Security services in a region of Kazakhstan hit recently by a spate of deadly shootouts have claimed that they dismantled 14 radical groups operating locally over the past year.
State news agency Kazinform on June 15 cited Nurlan Kydyrbayev, head of the National Security Committee in Aktobe region, as saying that 36 people plotting violent acts in Kazakhstan and abroad were arrested since 2015.
“When it comes to people that do not accept preventative measures and that harbor violent intentions against society, we are forced to adopt robust measures,” Kydyrbayev said.
It was not immediately clear why this information has been made public now, rather than before the events in Aktobe on June 5.
Kydyrbayev, who was speaking at a meeting of security officials on antiterrorism measures, said that there were an estimated 1,565 people that he termed Salafists living in the Aktobe region. Of that overall number, around 90 are potential jihadists, Kydyrbayev said.

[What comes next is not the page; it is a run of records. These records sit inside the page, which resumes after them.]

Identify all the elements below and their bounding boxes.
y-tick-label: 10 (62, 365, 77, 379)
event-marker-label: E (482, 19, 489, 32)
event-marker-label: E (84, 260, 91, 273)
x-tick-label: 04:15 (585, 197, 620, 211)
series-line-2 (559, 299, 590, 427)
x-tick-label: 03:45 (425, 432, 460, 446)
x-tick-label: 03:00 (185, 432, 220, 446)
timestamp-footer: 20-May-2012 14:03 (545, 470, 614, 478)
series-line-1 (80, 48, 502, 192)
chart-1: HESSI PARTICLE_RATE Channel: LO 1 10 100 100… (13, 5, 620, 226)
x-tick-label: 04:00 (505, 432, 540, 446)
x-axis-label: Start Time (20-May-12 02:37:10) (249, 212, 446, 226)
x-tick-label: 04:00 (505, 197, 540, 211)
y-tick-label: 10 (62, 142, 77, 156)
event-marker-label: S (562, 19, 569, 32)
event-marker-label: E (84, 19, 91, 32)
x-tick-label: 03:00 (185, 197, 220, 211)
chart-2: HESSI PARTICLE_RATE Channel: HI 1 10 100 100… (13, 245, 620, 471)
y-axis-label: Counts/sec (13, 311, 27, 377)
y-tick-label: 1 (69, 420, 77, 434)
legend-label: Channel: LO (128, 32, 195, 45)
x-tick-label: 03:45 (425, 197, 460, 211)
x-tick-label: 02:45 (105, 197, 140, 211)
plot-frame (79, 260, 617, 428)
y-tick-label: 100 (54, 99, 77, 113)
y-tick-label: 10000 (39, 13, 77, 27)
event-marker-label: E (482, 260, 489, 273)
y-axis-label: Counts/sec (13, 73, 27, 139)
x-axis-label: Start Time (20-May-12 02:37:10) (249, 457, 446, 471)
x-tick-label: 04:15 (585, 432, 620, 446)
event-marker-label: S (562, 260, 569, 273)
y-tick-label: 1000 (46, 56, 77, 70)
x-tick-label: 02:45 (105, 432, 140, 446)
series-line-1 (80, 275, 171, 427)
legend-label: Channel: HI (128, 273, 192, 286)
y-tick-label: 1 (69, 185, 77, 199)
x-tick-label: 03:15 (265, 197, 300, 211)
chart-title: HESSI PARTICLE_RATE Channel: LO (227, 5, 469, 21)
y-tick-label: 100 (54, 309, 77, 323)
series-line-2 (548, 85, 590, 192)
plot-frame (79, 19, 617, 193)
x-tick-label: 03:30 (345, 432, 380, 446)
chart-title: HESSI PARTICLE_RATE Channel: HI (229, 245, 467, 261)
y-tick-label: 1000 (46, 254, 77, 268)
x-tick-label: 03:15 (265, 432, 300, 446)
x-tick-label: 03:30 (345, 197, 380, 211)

Salafism is held up by its followers as an adherence to the pure, original and untainted form of Islam. While ostensibly rejecting the established doctrinal schools, they arguably relate most closely to the Hanbali system that prevails in Saudi Arabia, as opposed to the more moderate Hanafi recognized by most Muslims in Central Asia.
Various theories circulate about how this particular current came to gain prominence in countries like Kazakhstan.
One particularly contentious account reproduced by political analysis website Exclusive.kz suggested that Salafism was initially brought into the country by the security services.
“It is believed that Salafi preachers were brought into the country in the mid-2000s by security officials engaged in a desperate fight … against the influence and ideas of Hizb ut-Tahrir,” the article’s author Manas Bistayev wrote. “Salafism was chosen as the lesser evil because it was more primitive and simple to manipulate.”
Needless to say, that is not the version that Kydyrbayev is going with.
“In order to keep Salafists under control, it takes a lot of effort. Since last year, we have managed to convince 32 Salafists, but we do not have enough well-educated theologians and imams to carry out this work. We need to train local staff,” he said.
Repeating the party line hinted at by President Nursultan Nazarbayev and stated more clearly by Interior Minister Kalmuhanbet Kasymov, Kydyrbayev argued that instructions for the Aktobe attacks came from the Islamic State.
“In an address by the main [Islamic State group] ideologue, they received instructions to carry out jihad in our country,” Kydyrbayev said.
In truth, this explanation raises more questions than it answers. Namely, is the official version of events that the Aktobe group were given specific instructions on the type of attack they were to execute, as well as when and where it was to be executed? And that they were given resources to do all this? Or is the argument that Islamic State propagandists are ultimately but only loosely responsible because of their general call to violent acts against their perceived foes? Nazarbayev remarks suggest the former to be the case, while Kydyrbayev appears to lean toward the latter.
Bloody events in France, Belgium, the United States and Egypt over the past few months have clearly illustrated how the Islamic State is increasingly functioning as a franchised brand that can be liberally adopted by the perpetrators of arbitrary mass murder.
The Aktobe group, which is said to have numbered up to 45 people, strayed considerably from the lone wolf method of violence almost for its own sake, however, and seemed intent on capturing weapons for some ulterior end.
Nurgali Bilisbekov, the deputy head of the National Security Committee, said in a briefing this week that the gunmen in Aktobe were intent on capturing government buildings.
“According to preliminary data, after seizing the firearms, the terrorists intended to attack penitentiaries and administrative buildings,” Bilisbekov said.
And then there is the complicated matter of how the attackers came under the sway of radical Islamist beliefs.
Kydyrbayev reprised a recurrent theory about how radicalized Muslims in Kazakhstan are recruited through the internet. This explanation is particularly appealing to Kazakhstan’s officials as it places the blame for radicalization firmly on outside parties and obviates the need to offer any critical insights into potential domestic roots.
Kogershyn Sagiyeva, a reporter on the ground in Aktobe for independent Russian television station Dozhd, offered a more plausible theory in a dispatch filed while the attackers were still being hunted down.
“It is believed that this place is the main recruitment center for radicals,” Sagiyeva said of a bazaar in the city. “‘Real Islam’ is spread the old way, by word of mouth. It is every effective. The successes of missionaries is easy to explain. Radical Islam is an alternative way to gain social acceptance for young, poor and angry people.”
It will be hard for the government to craft a fresh ideology that is able to appeal to disaffected youths whose life has been made all the harder by the current economic decline assailing the country. And since security officials show they are unwilling to accept that there are any viable internal causes for the turn to radical Islam, there is every sign the situation will not improve soon.